The widening of the measurement bandwidth may be due to the fact that the mass blocks of the dual-arm structure can move vertically up and down without premature bending deformations due to their excessive weight. Thus, while the first natural vibration frequency is consistent, the second natural frequency is significantly increased. Furthermore, the strain distribution of the piezoelectric film at both ends of the dual-beam structure has been modified, allowing for greater charge transfer and higher sensitivity.

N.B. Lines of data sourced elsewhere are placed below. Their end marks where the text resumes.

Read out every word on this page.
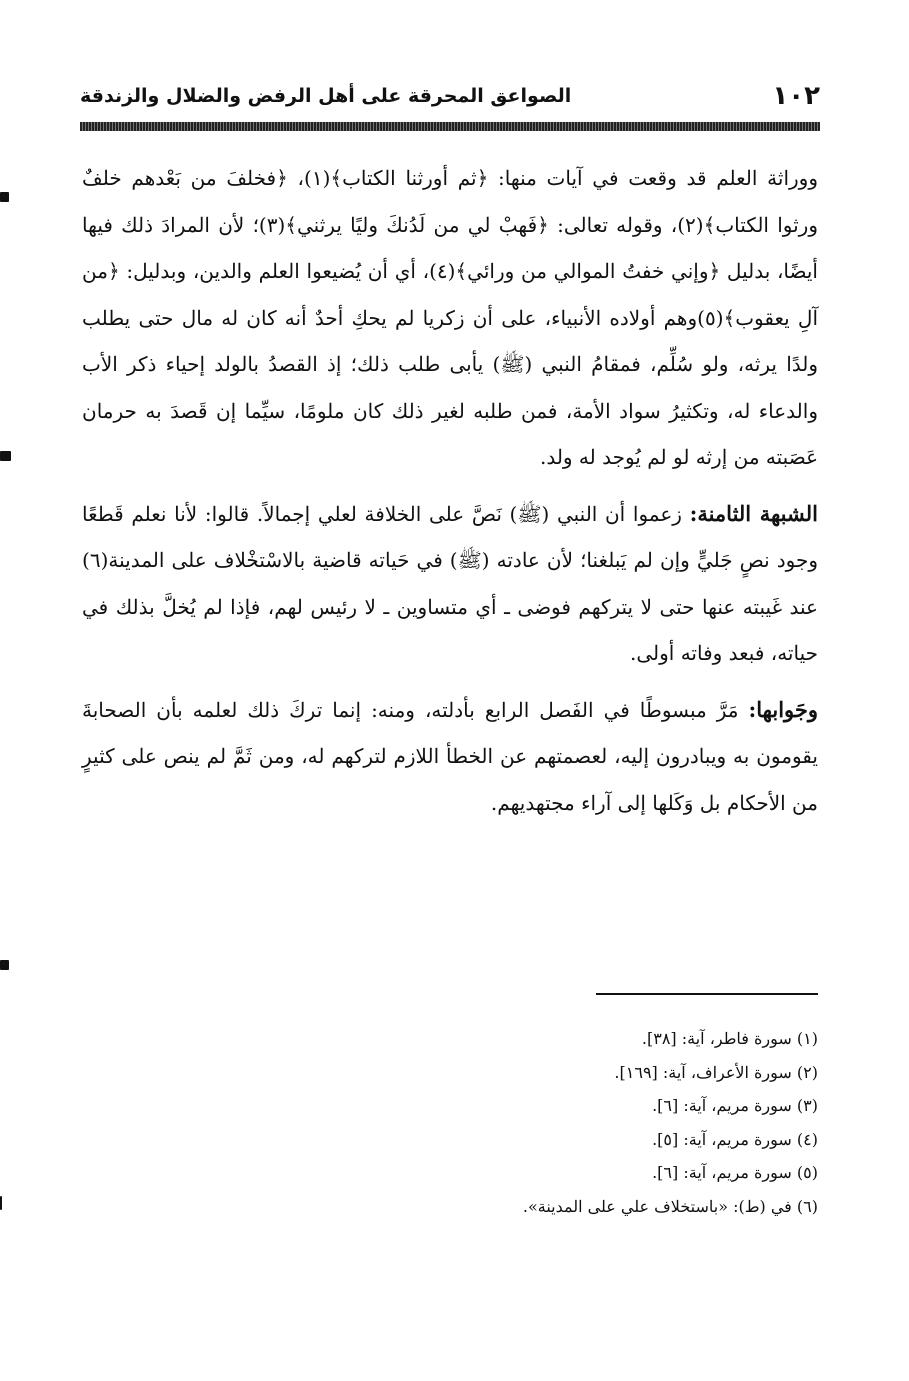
١٠٢
الصواعق المحرقة على أهل الرفض والضلال والزندقة

ووراثة العلم قد وقعت في آيات منها: ﴿ثم أورثنا الكتاب﴾(١)، ﴿فخلفَ من بَعْدهم خلفٌ ورثوا الكتاب﴾(٢)، وقوله تعالى: ﴿فَهبْ لي من لَدُنكَ وليًا يرثني﴾(٣)؛ لأن المرادَ ذلك فيها أيضًا، بدليل ﴿وإني خفتُ الموالي من ورائي﴾(٤)، أي أن يُضيعوا العلم والدين، وبدليل: ﴿من آلِ يعقوب﴾(٥)وهم أولاده الأنبياء، على أن زكريا لم يحكِ أحدٌ أنه كان له مال حتى يطلب ولدًا يرثه، ولو سُلِّم، فمقامُ النبي (ﷺ) يأبى طلب ذلك؛ إذ القصدُ بالولد إحياء ذكر الأب والدعاء له، وتكثيرُ سواد الأمة، فمن طلبه لغير ذلك كان ملومًا، سيِّما إن قَصدَ به حرمان عَصَبته من إرثه لو لم يُوجد له ولد.

الشبهة الثامنة: زعموا أن النبي (ﷺ) نَصَّ على الخلافة لعلي إجمالاً. قالوا: لأنا نعلم قَطعًا وجود نصٍ جَليٍّ وإن لم يَبلغنا؛ لأن عادته (ﷺ) في حَياته قاضية بالاسْتخْلاف على المدينة(٦) عند غَيبته عنها حتى لا يتركهم فوضى ـ أي متساوين ـ لا رئيس لهم، فإذا لم يُخلَّ بذلك في حياته، فبعد وفاته أولى.

وجَوابها: مَرَّ مبسوطًا في الفَصل الرابع بأدلته، ومنه: إنما تركَ ذلك لعلمه بأن الصحابةَ يقومون به ويبادرون إليه، لعصمتهم عن الخطأ اللازم لتركهم له، ومن ثَمَّ لم ينص على كثيرٍ من الأحكام بل وَكَلها إلى آراء مجتهديهم.

(١) سورة فاطر، آية: [٣٨].
(٢) سورة الأعراف، آية: [١٦٩].
(٣) سورة مريم، آية: [٦].
(٤) سورة مريم، آية: [٥].
(٥) سورة مريم، آية: [٦].
(٦) في (ط): «باستخلاف علي على المدينة».
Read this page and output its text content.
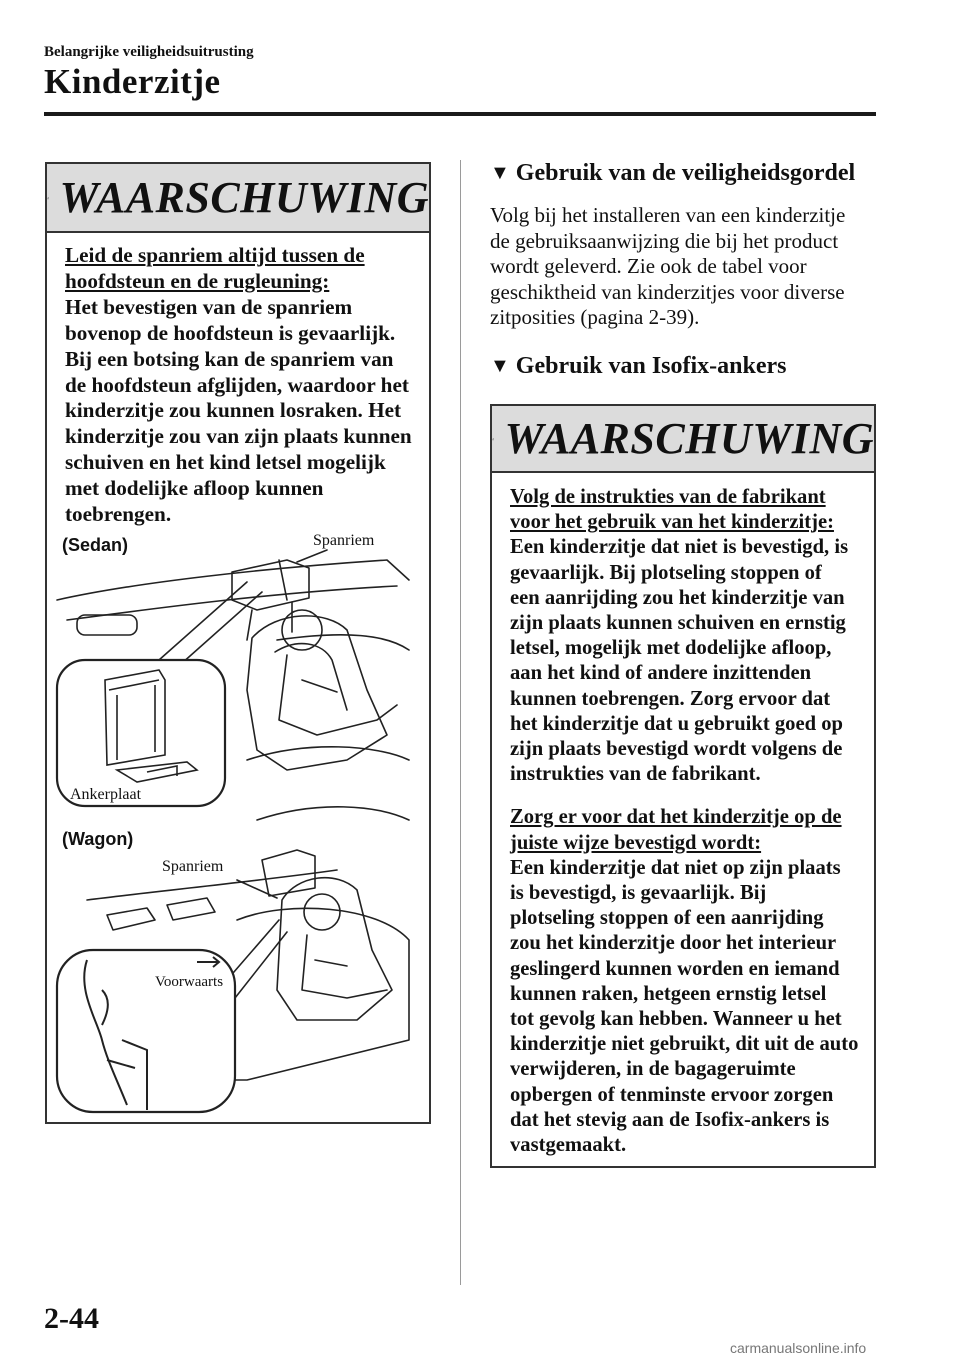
Belangrijke veiligheidsuitrusting
Kinderzitje
WAARSCHUWING
Leid de spanriem altijd tussen de
hoofdsteun en de rugleuning:
Het bevestigen van de spanriem
bovenop de hoofdsteun is gevaarlijk.
Bij een botsing kan de spanriem van
de hoofdsteun afglijden, waardoor het
kinderzitje zou kunnen losraken. Het
kinderzitje zou van zijn plaats kunnen
schuiven en het kind letsel mogelijk
met dodelijke afloop kunnen
toebrengen.
(Sedan)	Spanriem
Ankerplaat
(Wagon)
Spanriem
Voorwaarts
▼ Gebruik van de veiligheidsgordel
Volg bij het installeren van een kinderzitje
de gebruiksaanwijzing die bij het product
wordt geleverd. Zie ook de tabel voor
geschiktheid van kinderzitjes voor diverse
zitposities (pagina 2-39).
▼ Gebruik van Isofix-ankers
WAARSCHUWING
Volg de instrukties van de fabrikant
voor het gebruik van het kinderzitje:
Een kinderzitje dat niet is bevestigd, is
gevaarlijk. Bij plotseling stoppen of
een aanrijding zou het kinderzitje van
zijn plaats kunnen schuiven en ernstig
letsel, mogelijk met dodelijke afloop,
aan het kind of andere inzittenden
kunnen toebrengen. Zorg ervoor dat
het kinderzitje dat u gebruikt goed op
zijn plaats bevestigd wordt volgens de
instrukties van de fabrikant.
Zorg er voor dat het kinderzitje op de
juiste wijze bevestigd wordt:
Een kinderzitje dat niet op zijn plaats
is bevestigd, is gevaarlijk. Bij
plotseling stoppen of een aanrijding
zou het kinderzitje door het interieur
geslingerd kunnen worden en iemand
kunnen raken, hetgeen ernstig letsel
tot gevolg kan hebben. Wanneer u het
kinderzitje niet gebruikt, dit uit de auto
verwijderen, in de bagageruimte
opbergen of tenminste ervoor zorgen
dat het stevig aan de Isofix-ankers is
vastgemaakt.
2-44
carmanualsonline.info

In the conducted experimental tests, the dual-arm structure exhibited a significantly lower sensitivity before the second-order frequency compared to the predicted sensitivity. This could be attributed to the superposition of the two vibration modes, causing charge cancellation and resulting in reduced sensitivity.

Further research we are considering carrying out includes (1) investigating the detection bandwidth versus the natural frequency by testing more dual-arm prototypes with varied natural frequencies; (2) fabricating highly consistent prototypes and conducting field experiments; and (3) investigating gravity effects on sensor performance (e.g., linearity).